Dit vormt een opwaarts risico voor de inflatieontwikkeling, evenals geopolitieke ontwikkelingen.
De inflatie in de eurozone is in de afgelopen maanden verder gedaald, maar bevindt
zich nog boven de doelstelling van prijsstabiliteit.
De risico’s voor de financiële stabiliteit zijn door de daling van de inflatie minder
acuut, maar nog steeds duidelijk aanwezig. Financiële markten gaan uit van een zachte
landing van de economie en waarderingen van risicovolle activa zijn hoog. Hierdoor
kunnen tegenvallers in de inflatiedynamiek of geopolitieke schokken leiden tot hernieuwde
volatiliteit en marktcorrecties. Daarnaast moet de gestegen rente deels nog doorwerken
in de economie. Door de hogere rentes is het voor huishoudens, bedrijven en de overheid
duurder geworden om geld te lenen. Met name bedrijven worden geconfronteerd met hogere
financieringslasten, omdat bedrijfsschulden doorgaans een relatief korte looptijd
of rentevaste periode hebben. Hoewel de betalingsachterstanden bij banken tot nu toe
beperkt blijven, kan dit op termijn leiden tot hogere kredietrisico’s. Een potentiële
kwetsbaarheid vormen bedrijfsschulden in de vorm van private credit. Het gaat hierbij om niet publiek verhandelbare bedrijfsleningen verstrekt door niet-banken,
waarbij het geld doorgaans naar kleinere en middelgrote bedrijven gaat. De totale
markt voor private credit is sinds 2015 verdrievoudigd, vooral in de jaren van lage rente. Met name in de VS
is sprake van een explosieve groei. De risico’s zijn vaak niet transparant door een
gebrek aan data. Door de variabele rente op deze schulden nemen de risico’s als gevolg
van de gestegen rente relatief snel toe, maar dit is vooralsnog nauwelijks zichtbaar
in waarderingen. In het FSC is afgesproken dit specifieke risico nader te analyseren.
De ontwikkelingen op de markt voor commercieel vastgoed vormen eveneens een kwetsbaarheid
voor het financiële systeem. Recent leidde de situatie bij New York Community Bancorp
(NYCB) tot zorgen over de regionale bankensector en commercieel vastgoed in de VS.

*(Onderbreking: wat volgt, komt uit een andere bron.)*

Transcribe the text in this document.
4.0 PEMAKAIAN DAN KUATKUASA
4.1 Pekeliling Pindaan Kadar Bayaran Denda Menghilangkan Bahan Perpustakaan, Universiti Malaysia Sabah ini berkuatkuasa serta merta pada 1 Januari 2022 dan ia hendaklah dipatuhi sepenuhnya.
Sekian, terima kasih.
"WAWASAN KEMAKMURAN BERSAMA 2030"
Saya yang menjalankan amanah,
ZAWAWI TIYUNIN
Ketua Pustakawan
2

De blootstellingen van Nederlandse banken aan Amerikaans vastgoed zijn beperkt en
de kredietkwaliteit van de totale vastgoed portefeuille blijft vrijwel ongewijzigd.
Bij Europese banken lijken de risico’s gerelateerd aan Amerikaanse vastgoed zich te
beperken tot enkele gespecialiseerde Duitse banken. De Nederlandse commercieel vastgoedmarkt
blijft echter eveneens onder druk staan, door zowel cyclische (hogere rente en bouwkosten)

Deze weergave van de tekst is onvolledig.